Now, Loo is ready to make some big new moves. For starters, he confirmed to Business Week Online that he has commitments for a $15 million investment in his company from such heavyweights as the GE Equity investment arm of General Electric Co.; J.H. Whitney, the Stamford (Conn.) private-investment company; and China's SCMP.com, the Internet publishing unit of the South China Morning Post. This year, he's also adding six new Asian, Australian, Canadian, and U.S. universities to his roster of partners. By 2001, the company expects to have 10,000 students logged on.
Loo is counting on his new partners to give his company a major boost. He has big hopes the partnership with SCMP.com, which has been aligning itself over the past year with various e-savvy partners to expand its growing Internet business. The new ties to SCMP.com could lead to further partnerships through Kerry Group, which controls the South China Morning Post.
HIGH-TECH TRAINING.
Kerry, which in turn is owned by Chinese business magnate Robert Kuok, has connections to a number of sectors in China, and relationships abroad. It's already moving into for-profit education in Asia though a joint venture with New Delhi-based NIIT, an information technology institute that's franchising its high-tech training centers throughout China. Loo hopes the connection can help NextEd hook up its e-learning content with NIIT's schools. He cautions, however, that NIIT and NextEd have not had any formal discussions.

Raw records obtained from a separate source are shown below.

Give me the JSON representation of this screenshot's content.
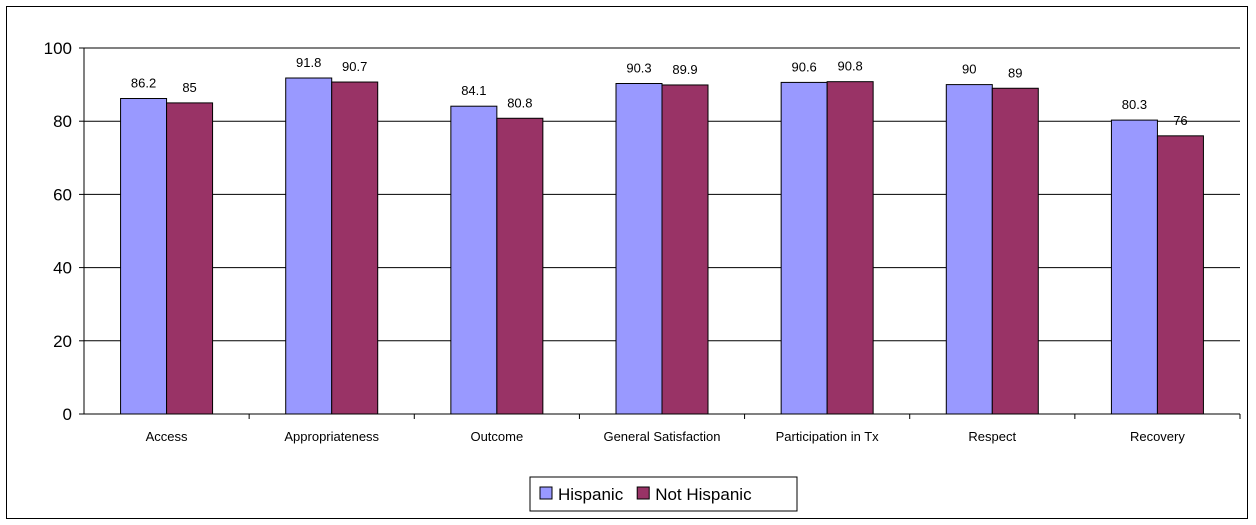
{
  "chart_data": {
    "type": "bar",
    "title": "",
    "xlabel": "",
    "ylabel": "",
    "ylim": [
      0,
      100
    ],
    "yticks": [
      0,
      20,
      40,
      60,
      80,
      100
    ],
    "grid": true,
    "legend_position": "bottom",
    "categories": [
      "Access",
      "Appropriateness",
      "Outcome",
      "General Satisfaction",
      "Participation in Tx",
      "Respect",
      "Recovery"
    ],
    "series": [
      {
        "name": "Hispanic",
        "color": "#9999ff",
        "values": [
          86.2,
          91.8,
          84.1,
          90.3,
          90.6,
          90,
          80.3
        ]
      },
      {
        "name": "Not Hispanic",
        "color": "#993366",
        "values": [
          85,
          90.7,
          80.8,
          89.9,
          90.8,
          89,
          76
        ]
      }
    ]
  }
}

Loo's new ties with GE could also come in handy. CEO John F. Welch and the Chinese Premier Zhu Rongji have rubbed shoulders lately and decided that an executive course for elite Chinese business leaders would be best delivered from GE's U.S. corporate-education hub. A group of Chinese executives will travel to the U.S. in May to start class. Welch also sits on an advisory board created by Goldman Sachs Chairman Henry Paulson to help launch an executive management course, with content from Harvard Business School, in the fall of 2000 at China's Tsinghua University in Beijing.

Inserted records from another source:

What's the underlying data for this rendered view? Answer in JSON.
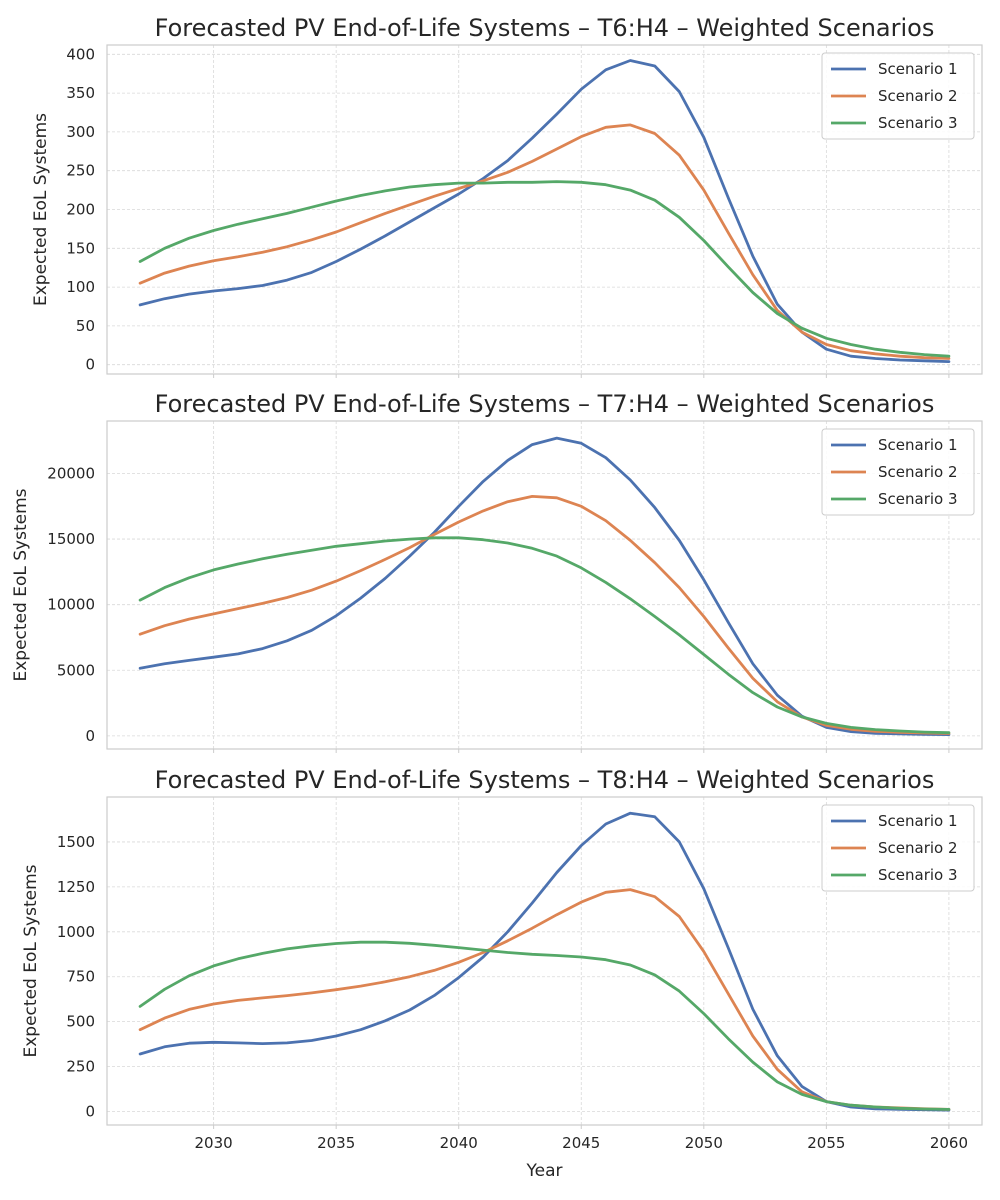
{
  "chart_data": [
    {
      "type": "line",
      "title": "Forecasted PV End-of-Life Systems – T6:H4 – Weighted Scenarios",
      "ylabel": "Expected EoL Systems",
      "xlabel": "",
      "xlim": [
        2025.65,
        2061.35
      ],
      "ylim": [
        -12,
        412
      ],
      "xticks": [
        2030,
        2035,
        2040,
        2045,
        2050,
        2055,
        2060
      ],
      "xtick_labels": [
        "",
        "",
        "",
        "",
        "",
        "",
        ""
      ],
      "yticks": [
        0,
        50,
        100,
        150,
        200,
        250,
        300,
        350,
        400
      ],
      "ytick_labels": [
        "0",
        "50",
        "100",
        "150",
        "200",
        "250",
        "300",
        "350",
        "400"
      ],
      "grid": true,
      "legend": "top-right",
      "x": [
        2027,
        2028,
        2029,
        2030,
        2031,
        2032,
        2033,
        2034,
        2035,
        2036,
        2037,
        2038,
        2039,
        2040,
        2041,
        2042,
        2043,
        2044,
        2045,
        2046,
        2047,
        2048,
        2049,
        2050,
        2051,
        2052,
        2053,
        2054,
        2055,
        2056,
        2057,
        2058,
        2059,
        2060
      ],
      "series": [
        {
          "name": "Scenario 1",
          "color": "#4c72b0",
          "values": [
            77,
            85,
            91,
            95,
            98,
            102,
            109,
            119,
            133,
            149,
            166,
            184,
            202,
            220,
            240,
            263,
            292,
            323,
            355,
            380,
            392,
            385,
            352,
            293,
            215,
            140,
            78,
            42,
            20,
            11,
            8,
            6,
            5,
            4
          ]
        },
        {
          "name": "Scenario 2",
          "color": "#dd8452",
          "values": [
            105,
            118,
            127,
            134,
            139,
            145,
            152,
            161,
            171,
            183,
            195,
            206,
            217,
            227,
            237,
            248,
            262,
            278,
            294,
            306,
            309,
            298,
            270,
            225,
            170,
            116,
            70,
            42,
            26,
            18,
            14,
            11,
            9,
            8
          ]
        },
        {
          "name": "Scenario 3",
          "color": "#55a868",
          "values": [
            133,
            150,
            163,
            173,
            181,
            188,
            195,
            203,
            211,
            218,
            224,
            229,
            232,
            234,
            234,
            235,
            235,
            236,
            235,
            232,
            225,
            212,
            190,
            160,
            126,
            93,
            66,
            47,
            34,
            26,
            20,
            16,
            13,
            11
          ]
        }
      ]
    },
    {
      "type": "line",
      "title": "Forecasted PV End-of-Life Systems – T7:H4 – Weighted Scenarios",
      "ylabel": "Expected EoL Systems",
      "xlabel": "",
      "xlim": [
        2025.65,
        2061.35
      ],
      "ylim": [
        -1000,
        24000
      ],
      "xticks": [
        2030,
        2035,
        2040,
        2045,
        2050,
        2055,
        2060
      ],
      "xtick_labels": [
        "",
        "",
        "",
        "",
        "",
        "",
        ""
      ],
      "yticks": [
        0,
        5000,
        10000,
        15000,
        20000
      ],
      "ytick_labels": [
        "0",
        "5000",
        "10000",
        "15000",
        "20000"
      ],
      "grid": true,
      "legend": "top-right",
      "x": [
        2027,
        2028,
        2029,
        2030,
        2031,
        2032,
        2033,
        2034,
        2035,
        2036,
        2037,
        2038,
        2039,
        2040,
        2041,
        2042,
        2043,
        2044,
        2045,
        2046,
        2047,
        2048,
        2049,
        2050,
        2051,
        2052,
        2053,
        2054,
        2055,
        2056,
        2057,
        2058,
        2059,
        2060
      ],
      "series": [
        {
          "name": "Scenario 1",
          "color": "#4c72b0",
          "values": [
            5150,
            5500,
            5750,
            6000,
            6250,
            6650,
            7250,
            8050,
            9150,
            10500,
            12000,
            13700,
            15500,
            17500,
            19400,
            21000,
            22200,
            22700,
            22300,
            21200,
            19500,
            17400,
            14900,
            11900,
            8650,
            5500,
            3100,
            1500,
            650,
            330,
            200,
            150,
            120,
            100
          ]
        },
        {
          "name": "Scenario 2",
          "color": "#dd8452",
          "values": [
            7750,
            8400,
            8900,
            9300,
            9700,
            10100,
            10550,
            11100,
            11800,
            12600,
            13450,
            14350,
            15350,
            16300,
            17150,
            17850,
            18250,
            18150,
            17500,
            16400,
            14900,
            13200,
            11300,
            9100,
            6700,
            4400,
            2600,
            1450,
            800,
            500,
            350,
            270,
            220,
            180
          ]
        },
        {
          "name": "Scenario 3",
          "color": "#55a868",
          "values": [
            10350,
            11300,
            12050,
            12650,
            13100,
            13500,
            13850,
            14150,
            14450,
            14650,
            14850,
            15000,
            15100,
            15100,
            14950,
            14700,
            14300,
            13700,
            12800,
            11700,
            10450,
            9100,
            7700,
            6200,
            4700,
            3300,
            2200,
            1450,
            950,
            650,
            480,
            370,
            290,
            240
          ]
        }
      ]
    },
    {
      "type": "line",
      "title": "Forecasted PV End-of-Life Systems – T8:H4 – Weighted Scenarios",
      "ylabel": "Expected EoL Systems",
      "xlabel": "Year",
      "xlim": [
        2025.65,
        2061.35
      ],
      "ylim": [
        -75,
        1750
      ],
      "xticks": [
        2030,
        2035,
        2040,
        2045,
        2050,
        2055,
        2060
      ],
      "xtick_labels": [
        "2030",
        "2035",
        "2040",
        "2045",
        "2050",
        "2055",
        "2060"
      ],
      "yticks": [
        0,
        250,
        500,
        750,
        1000,
        1250,
        1500
      ],
      "ytick_labels": [
        "0",
        "250",
        "500",
        "750",
        "1000",
        "1250",
        "1500"
      ],
      "grid": true,
      "legend": "top-right",
      "x": [
        2027,
        2028,
        2029,
        2030,
        2031,
        2032,
        2033,
        2034,
        2035,
        2036,
        2037,
        2038,
        2039,
        2040,
        2041,
        2042,
        2043,
        2044,
        2045,
        2046,
        2047,
        2048,
        2049,
        2050,
        2051,
        2052,
        2053,
        2054,
        2055,
        2056,
        2057,
        2058,
        2059,
        2060
      ],
      "series": [
        {
          "name": "Scenario 1",
          "color": "#4c72b0",
          "values": [
            320,
            360,
            380,
            385,
            382,
            378,
            382,
            395,
            420,
            455,
            505,
            565,
            645,
            745,
            860,
            1000,
            1160,
            1330,
            1480,
            1600,
            1660,
            1640,
            1500,
            1240,
            910,
            570,
            310,
            140,
            55,
            25,
            15,
            12,
            10,
            8
          ]
        },
        {
          "name": "Scenario 2",
          "color": "#dd8452",
          "values": [
            455,
            520,
            568,
            598,
            618,
            632,
            645,
            660,
            678,
            698,
            722,
            750,
            785,
            830,
            885,
            950,
            1020,
            1095,
            1165,
            1220,
            1235,
            1195,
            1085,
            890,
            655,
            420,
            235,
            110,
            55,
            35,
            25,
            20,
            15,
            12
          ]
        },
        {
          "name": "Scenario 3",
          "color": "#55a868",
          "values": [
            585,
            680,
            755,
            810,
            850,
            880,
            905,
            922,
            935,
            942,
            942,
            936,
            925,
            912,
            898,
            885,
            875,
            868,
            860,
            845,
            815,
            760,
            670,
            545,
            405,
            275,
            165,
            95,
            55,
            35,
            25,
            18,
            14,
            12
          ]
        }
      ]
    }
  ]
}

All that makes Asia a hot market for all sorts of educators right now. Loo figures 25 million students were enrolled in Asian colleges and universities last year -- and 600,000 more were studying abroad, half of them in the U.S. But Asian universities can't begin to keep up with demand for training in business and high-tech subjects. "Most Asian universities have a difficulty coping with the explosion of [info-tech] knowledge," says Loo. "Hiring and retaining staff in the [this] area is
a major problem across China." For Loo, that problem that spells major opportunities.